Abuse in Guatemala

ON Sept. 29, another student leader turned up dead in Guatemala City. The same day, while Guatemala continued to suffer its worst wave of political violence in years, the nation's defense minister met with members of Congress to seek continued support for arms sales and military aid. The US should put a hold on lethal arms sales while human rights abuses are on the rise. Five kidnapped members of the university community have been found dead in recent weeks, and at least six more are missing. Two leading unionists, a Social Democratic Party leader, and a founder of the governing Christian Democratic Party have all been killed in recent months.

Grenade attacks have terrorized Guatemala City and blasted the offices of the Mutual Support Group for Relatives of the Disappeared. A member of that group was abducted in August. Since November, there have been at least three massacres in rural areas. The Army attributes these attacks to guerrillas, but human rights groups like Amnesty International suspect military involvement.

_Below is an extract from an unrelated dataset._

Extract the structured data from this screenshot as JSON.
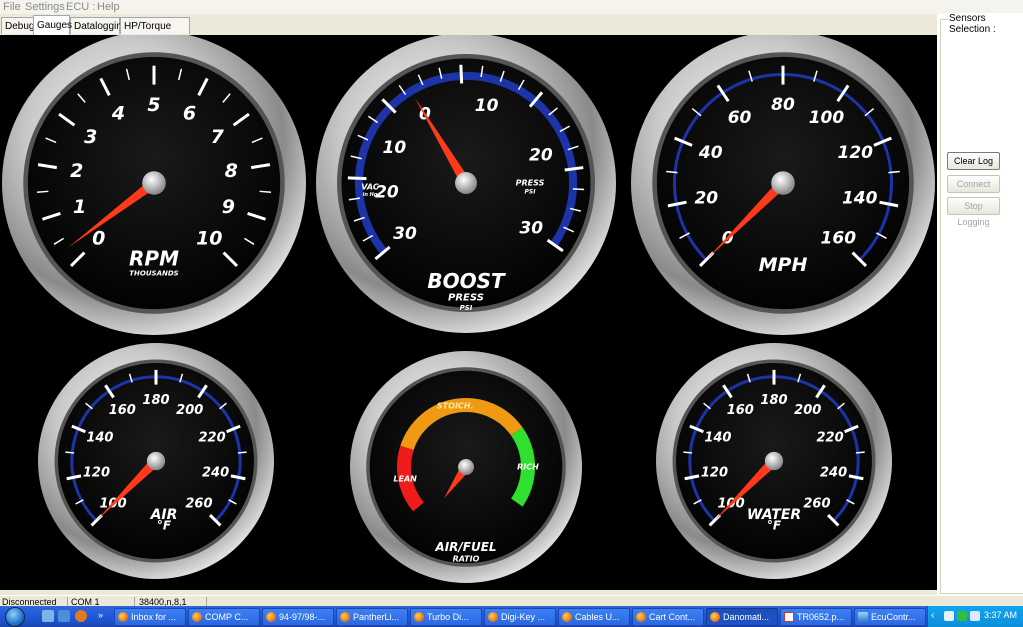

The violence is stifling political expression in Guatemala. Participation in the weekly meetings of the National Dialogue, convened this year to promote national reconciliation, has fallen off sharply. Exiles who returned to participate in the dialogue fled last May after receiving death threats. Several other groups participating have been threatened, as have the National Dialogue's staff. These threats were made credible by the murder in August of a man representing refugees in the dialogue.

The killing of Christian Democratic Party founder Danilo Barrillas, also in August, has for the first time stirred fear in the hearts of the political elites that have until now been less vulnerable. Members of the Guatemalan Congress now try to be home by 7 p.m. every night.

General Gramajo, the defense minister, and president Vinicio Cerezo argue that the violence is committed by sectors opposed to civilian rule. Time and again, President Cerezo and General Gramajo have told the US Congress that military aid and arms sales are needed to give rebellious elements a stake in the system. Time and again this logic has proven false.

US nonlethal military aid rose from $5 million in FY 1987 to $7 million in FY 1988, but that did not stop a May 1988 coup attempt. Soon afterward, the US ended a decade-long ban of lethal arms sales to Guatemala by licensing the purchase of 16,000 M16-A2 rifles. Congress then added $2 million to nonlethal military aid for FY 1988, and later approved another $9 million for FY 1989.

Not even this placated the officers who launched another coup attempt last May. A congressional aide once described this as a Pavlovian response - every time the military launches a coup attempt, we reward them with more money. Rather than help stem the violence, the US signals its tolerance of antidemocratic behavior.

No member of the military has been punished for human rights abuse under Cerezo, despite numerous documented cases. The Army acts with impunity in rural areas, where villagers are forced to participate in paramilitary patrols. Those who protest are often threatened, sometimes killed. Abuses go unpunished because nobody investigates them. Neither the government's human rights ombudsman nor the attorney general has any investigative capacity.

The only agency with resources to investigate crimes is the National Police, and they are part of the problem. Torture victims have ended up in the National Police headquarters, and torture is conducted in the Zone 18 police precinct, according to judges who have seen detainees. Military officers run the police, so there is little incentive to investigate alleged Army abuses.

The US has been too tolerant of abuse. Not only have military aid and sales racheted up, but since late last year there has been a series of joint US and Guatemalan military training exercises. This identifies the US with the Guatemalan Army in the eye of the Guatemalan public.

Congress should suspend arms sales to Guatemala until documented military abuses are investigated and punished, until forced civil patrols are ended, and until the intimidation and violence directed at opposition groups ends. In addition, military aid should be kept nonlethal until these conditions are met.

Strong human rights conditions from the US can help preserve the ability of Guatemalans to express dissent legally. Otherwise, it is likely that the country's insurgency - still not a serious threat - will grow, and armed conflict will escalate.

Recently, State Department spokesman Richard Boucher acknowledged that ``extremist violence has been on the rise in Guatemala'' and said ``we condemn these acts in the strongest possible terms.'' But unless such words are backed up with sanctions, they will ring hollow.